Lorsqu’il a été élu, en novembre 2015, puis intronisé dans ses nouvelles fonctions de Firmwide Managing Partner de Linklaters en janvier 2016, Gideon Moore dit avoir ressenti de la joie, de l’humilité et un grand privilège. A l’époque, cette élection au poste de directeur associé a créé une petite sensation dans le monde des avocats d’affaires londoniens. Car si Gideon Moore dirigeait l’important département des pratiques bancaires, précédé de la réputation d’être l’un des tout meilleurs avocats pour les dossiers de « leveraged finance », le Britannique partait avec un handicap sérieux : il ne siégeait pas au comité de direction de Linklaters.
Et pourtant, à la faveur d’une candidature pleine d’entrain et d’idées, guidée par un manifeste tellement dense que certains chez Linklaters disaient qu’il avait réécrit Guerre et Paix, Gideon Moore était intronisé capitaine de ce prestigieux établissement fondé en 1838 et implanté sur les cinq continents. Depuis son élection, le dirigeant n’a cessé de se poser en rassembleur. Dans un premier temps, en consultant associés, employés et prestigieux clients qui font la pluie et le beau temps sur le FTSE, le DAX et le CAC. Dans un second temps, en fixant une stratégie en accord avec ce qu’il avait entendu.
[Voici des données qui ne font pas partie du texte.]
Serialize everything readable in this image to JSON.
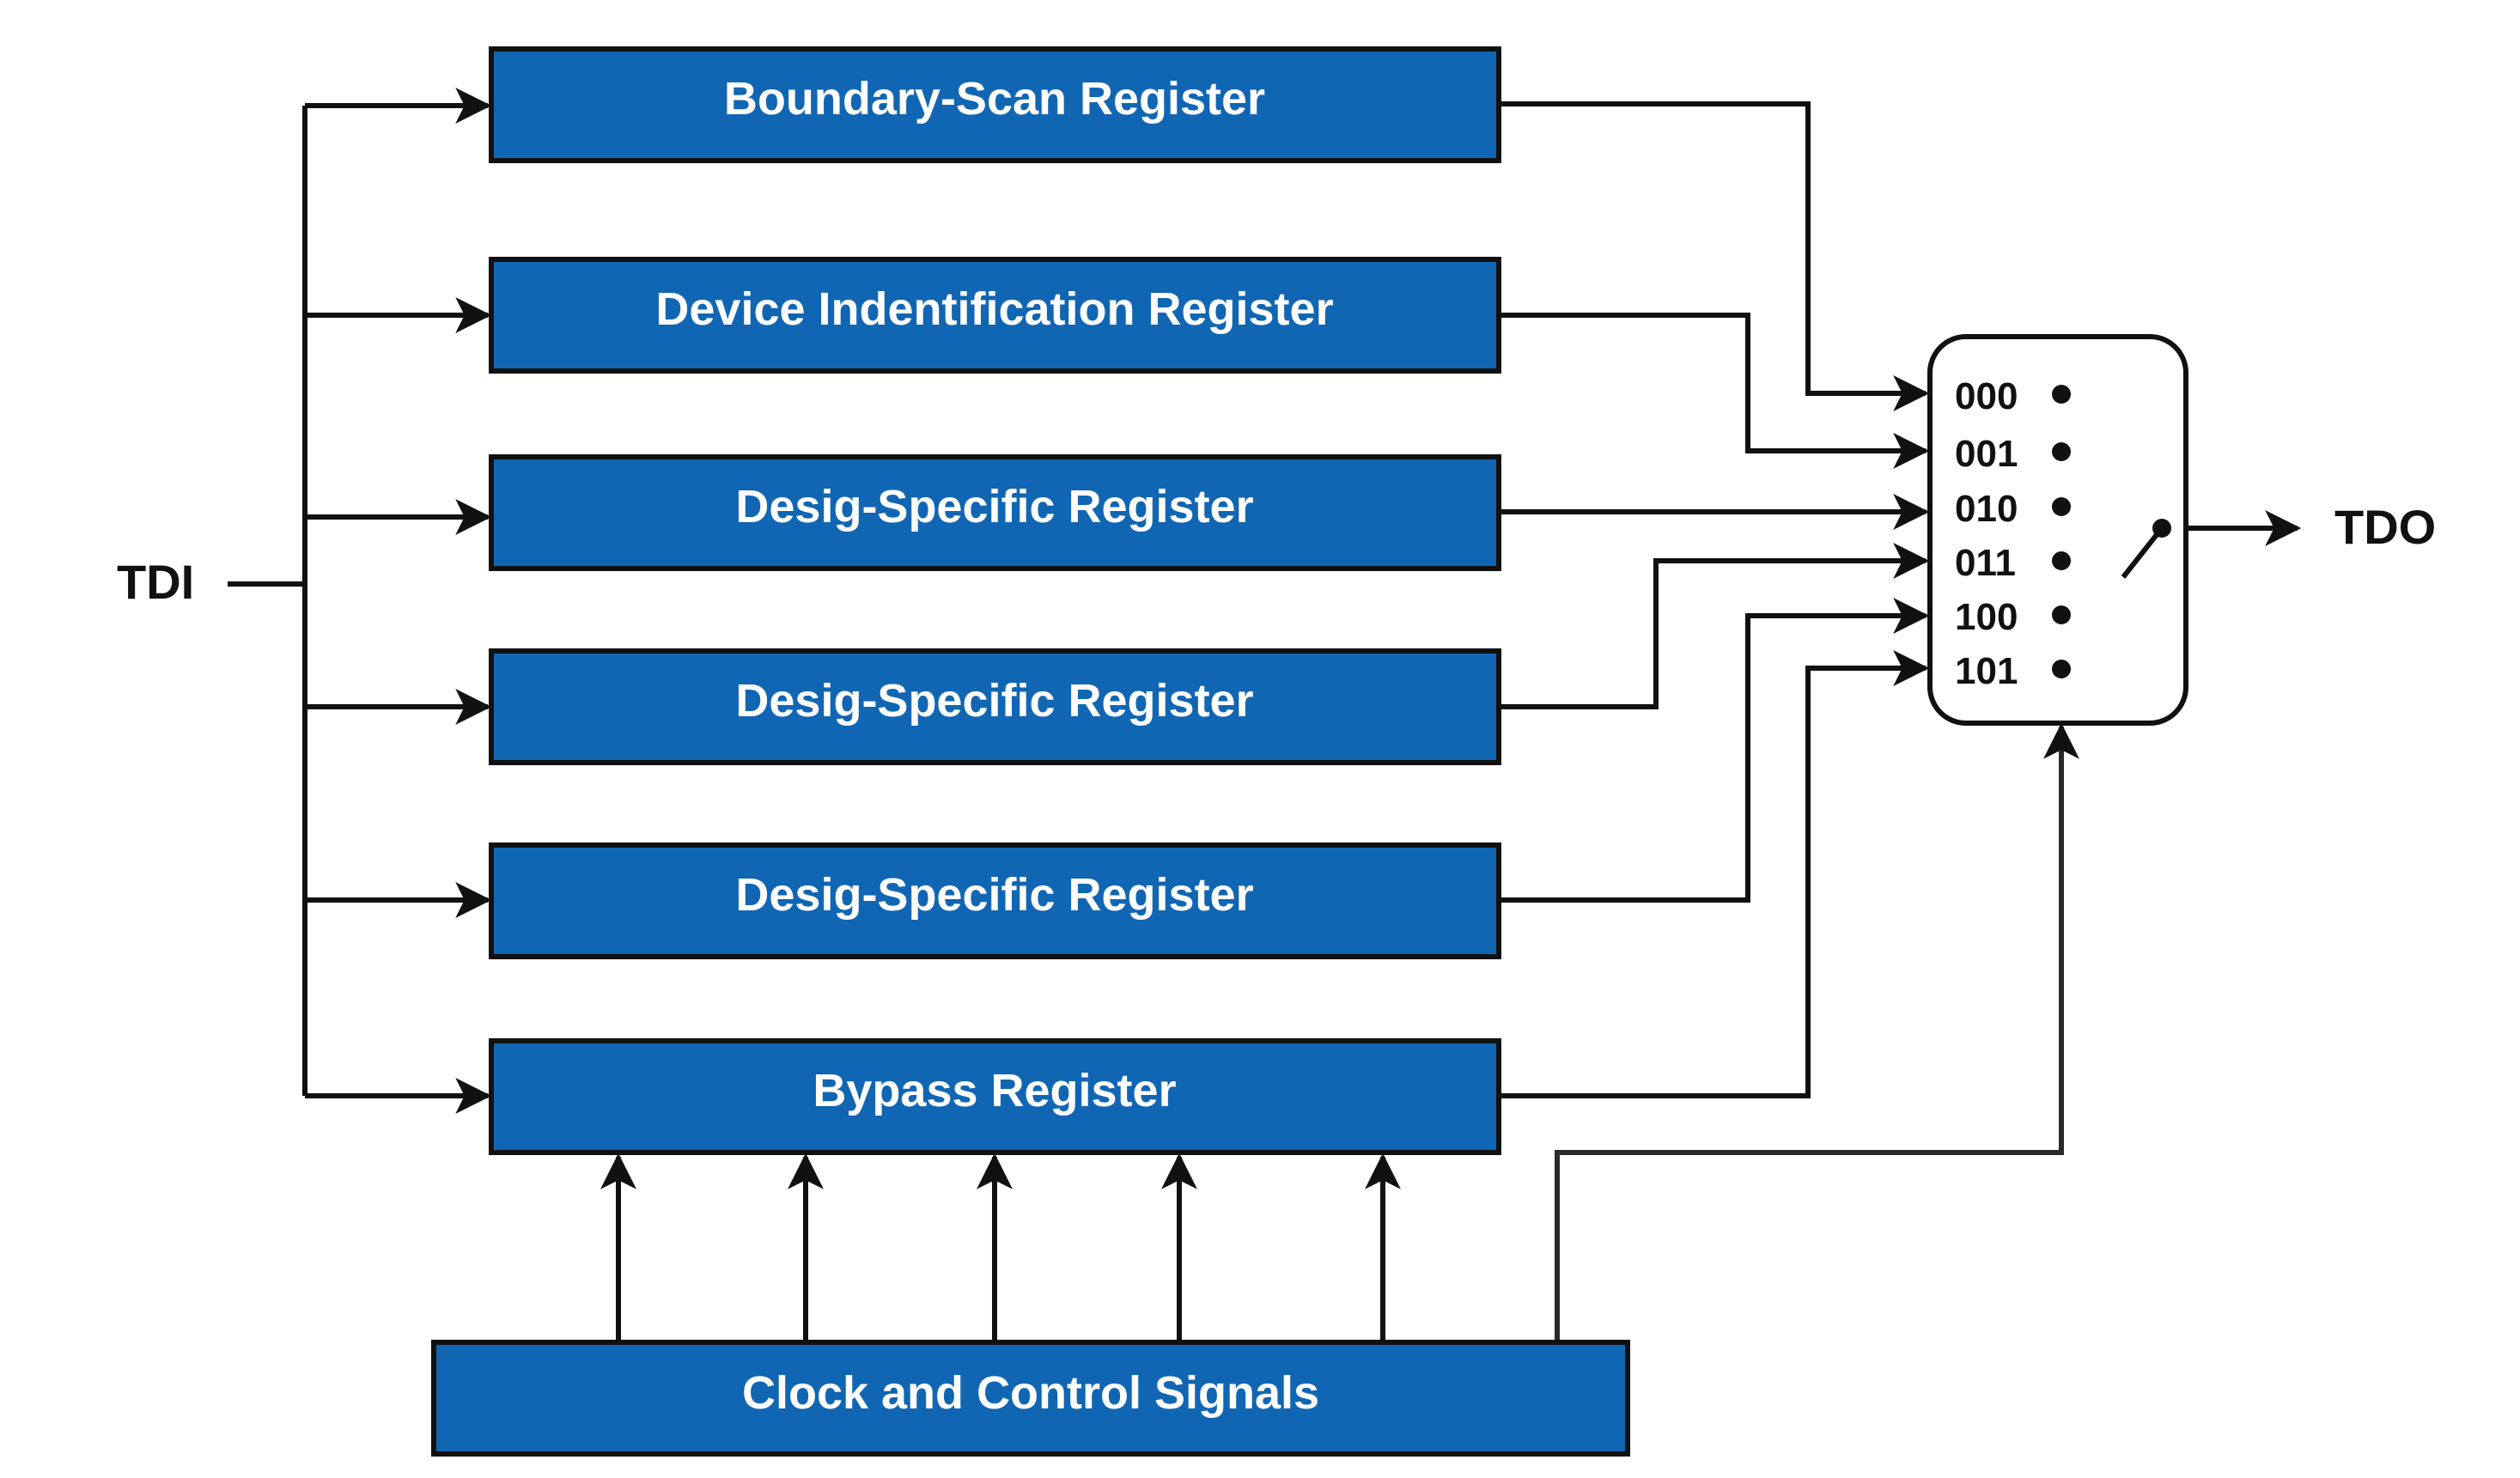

Excellence juridique et complexités financières
Dans cet univers d’excellence juridique et de complexités financières où le poids des traditions demeure immense, Gideon Moore doit, de surcroît, composer avec un monde qui change. Pour la nouvelle génération, devenir associé et passer trente ans de sa vie dans le même cabinet d’avocats n’est plus forcément un horizon qui séduit. De la même façon, les grands cabinets, aussi prestigieux soient-ils, ne peuvent snober les avancées technologiques, au risque sinon de subir les bouleversements drastiques qui ont déjà recomposé durablement le paysage d’autres secteurs.
Mais parce qu’il a embrassé tous ces défis, et qu’il a aussi réformé en partie le « lockstep » – le fameux système progressif de rétributions des associés –, en y ajoutant plus de flexibilité, Gideon Moore a montré qu’il était fait de l’étoffe que requiert le poste. Il a ainsi été réélu en mars 2019 pour un nouveau mandat de trois ans, avec des défis et des périls qui dépassent possiblement ce que ses prédécesseurs ont dû endurer. En ces temps de pandémie qui impacte tous les secteurs et nous oblige à repenser nos usages, aussi bien dans la presse que dans les cabinets d’avocats d’affaires, c’est donc en vidéoconférence que nous avons réalisé cet entretien.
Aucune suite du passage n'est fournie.